Une étude portant sur deux grandes cohortes de patients européens a révélé que pour chaque augmentation de 10 % du nombre de bactéries productrices de butyrate dans l'intestin d'un patient, le risque d'hospitalisation pour toute infection diminue entre 14 et 25 % dans deux grandes cohortes nationales. L'étude sera présentée cette année au Congrès européen de microbiologie clinique et de maladies infectieuses (ECCMID 2024) à Barcelone, en Espagne (27-30 avril) et est réalisée par Robert Kullberg, du centre médical de l'université d'Amsterdam, aux Pays-Bas, et ses collègues.
Les altérations du microbiote sont fréquentes chez les patients hospitalisés pour des infections graves et des modèles précliniques ont montré que les bactéries intestinales anaérobies productrices de butyrate protègent contre les infections systémiques. Ces bactéries ont été étudiées car elles sont généralement épuisées chez les patients hospitalisés pour des infections graves. Deuxièmement, le butyrate peut avoir des effets protecteurs contre plusieurs maladies intestinales (autres que les infections).
Cependant, la relation entre les perturbations du microbiote et la susceptibilité accrue aux infections graves chez l’homme reste floue. Dans cette étude, les auteurs ont étudié la relation entre le microbiote intestinal de base et le risque d'hospitalisation future liée à une infection dans deux grandes cohortes de population – des Pays-Bas (dérivation ; HELIUS) et de Finlande (validation ; FINRISK 2002).
Le microbiote intestinal a été caractérisé par séquençage de l’ADN des bactéries afin d’identifier les différents types de bactéries présentes dans les échantillons fécaux des participants. Les auteurs ont mesuré la composition, la diversité et l’abondance relative du microbiote des bactéries productrices de butyrate. Le critère de jugement principal était l'hospitalisation ou la mortalité due à une maladie infectieuse au cours d'un suivi de 5 à 7 ans après le prélèvement d'échantillons fécaux, sur la base des données du registre national. Les auteurs ont ensuite examiné les associations entre le microbiote et le risque d’infection à l’aide d’une modélisation informatique. Une modélisation statistique plus poussée a été utilisée pour ajuster des variables telles que les données démographiques, le mode de vie, l'exposition aux antibiotiques et les comorbidités.

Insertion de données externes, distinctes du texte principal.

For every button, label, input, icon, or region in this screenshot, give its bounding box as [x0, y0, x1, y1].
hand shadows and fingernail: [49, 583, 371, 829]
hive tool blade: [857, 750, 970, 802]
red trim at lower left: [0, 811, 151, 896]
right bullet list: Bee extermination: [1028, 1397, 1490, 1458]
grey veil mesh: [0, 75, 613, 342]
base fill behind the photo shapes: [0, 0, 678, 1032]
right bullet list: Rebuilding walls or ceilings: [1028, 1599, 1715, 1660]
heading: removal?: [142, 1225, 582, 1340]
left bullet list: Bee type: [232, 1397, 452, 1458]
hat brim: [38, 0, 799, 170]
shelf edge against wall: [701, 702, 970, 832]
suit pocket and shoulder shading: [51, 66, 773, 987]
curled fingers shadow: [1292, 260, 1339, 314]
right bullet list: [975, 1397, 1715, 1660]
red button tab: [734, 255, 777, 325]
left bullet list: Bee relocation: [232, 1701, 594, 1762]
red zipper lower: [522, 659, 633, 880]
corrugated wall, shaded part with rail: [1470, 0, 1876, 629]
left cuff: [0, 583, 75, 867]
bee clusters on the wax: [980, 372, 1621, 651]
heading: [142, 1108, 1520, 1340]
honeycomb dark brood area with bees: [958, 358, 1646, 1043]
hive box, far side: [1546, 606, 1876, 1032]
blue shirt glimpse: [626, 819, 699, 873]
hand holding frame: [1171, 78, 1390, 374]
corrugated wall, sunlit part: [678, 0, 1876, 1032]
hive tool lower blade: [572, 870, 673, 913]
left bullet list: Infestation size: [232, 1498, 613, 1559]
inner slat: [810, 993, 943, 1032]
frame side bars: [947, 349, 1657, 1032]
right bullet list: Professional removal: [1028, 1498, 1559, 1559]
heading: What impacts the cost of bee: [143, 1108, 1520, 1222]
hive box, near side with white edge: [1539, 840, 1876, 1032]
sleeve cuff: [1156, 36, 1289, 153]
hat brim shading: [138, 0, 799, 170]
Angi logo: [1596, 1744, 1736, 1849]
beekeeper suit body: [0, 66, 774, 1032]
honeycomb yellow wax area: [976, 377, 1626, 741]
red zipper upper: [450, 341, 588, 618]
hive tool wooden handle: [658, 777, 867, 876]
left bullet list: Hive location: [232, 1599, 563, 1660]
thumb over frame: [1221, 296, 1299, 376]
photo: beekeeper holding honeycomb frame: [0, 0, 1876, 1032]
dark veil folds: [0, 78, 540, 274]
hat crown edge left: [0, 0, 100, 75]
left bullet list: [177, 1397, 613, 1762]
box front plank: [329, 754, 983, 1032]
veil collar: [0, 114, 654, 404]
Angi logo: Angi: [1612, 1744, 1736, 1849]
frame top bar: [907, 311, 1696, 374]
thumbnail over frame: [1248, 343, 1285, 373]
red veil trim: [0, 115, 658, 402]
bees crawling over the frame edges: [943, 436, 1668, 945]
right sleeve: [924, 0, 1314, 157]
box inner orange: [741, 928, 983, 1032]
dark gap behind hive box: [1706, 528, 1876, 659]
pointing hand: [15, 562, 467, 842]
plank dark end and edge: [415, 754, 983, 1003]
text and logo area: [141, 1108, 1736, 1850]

Les chercheurs ont dressé le profil du microbiote intestinal de 10 699 participants (4 248 des Pays-Bas et 6 451 de Finlande). Au total, 602 participants (Pays-Bas : n = 152 ; Finlande : n = 450) ont été hospitalisés ou sont décédés à cause d'infections (principalement une pneumonie communautaire). ) lors du suivi.
La composition du microbiote intestinal de ces participants hospitalisés/décédés différait de celle de ceux non hospitalisés pour infections. Plus précisément, chaque augmentation de 10 % de l’abondance de bactéries productrices de butyrate était associée à un risque réduit d’hospitalisation pour infections – 25 % inférieur pour les participants de la cohorte néerlandaise et 14 % inférieur pour la cohorte finlandaise. Tous les types d’infections ont été évalués ensemble, pas un en particulier. Ces associations sont restées inchangées après ajustement en fonction des données démographiques, du mode de vie, de l'exposition aux antibiotiques et des comorbidités.
Les auteurs déclarent : « La composition du microbiome intestinal, en particulier la colonisation par des bactéries productrices de butyrate, est associée à une protection contre l'hospitalisation pour maladies infectieuses dans la population générale dans deux cohortes européennes indépendantes. D'autres études devraient vérifier si la modulation du microbiome peut réduire le risque de infections graves. »
Les auteurs affirment que des analyses plus approfondies seront nécessaires avant que les traces chez les patients puissent commencer. L’un des défis est que les bactéries productrices de butyrate sont strictement anaérobies (ce qui signifie qu’elles respirent sans utiliser d’oxygène et ne peuvent pas tolérer l’oxygène), ce qui rend très difficile le transport de bactéries viables dans l’intestin. Plusieurs groupes de recherche travaillent à relever ces défis.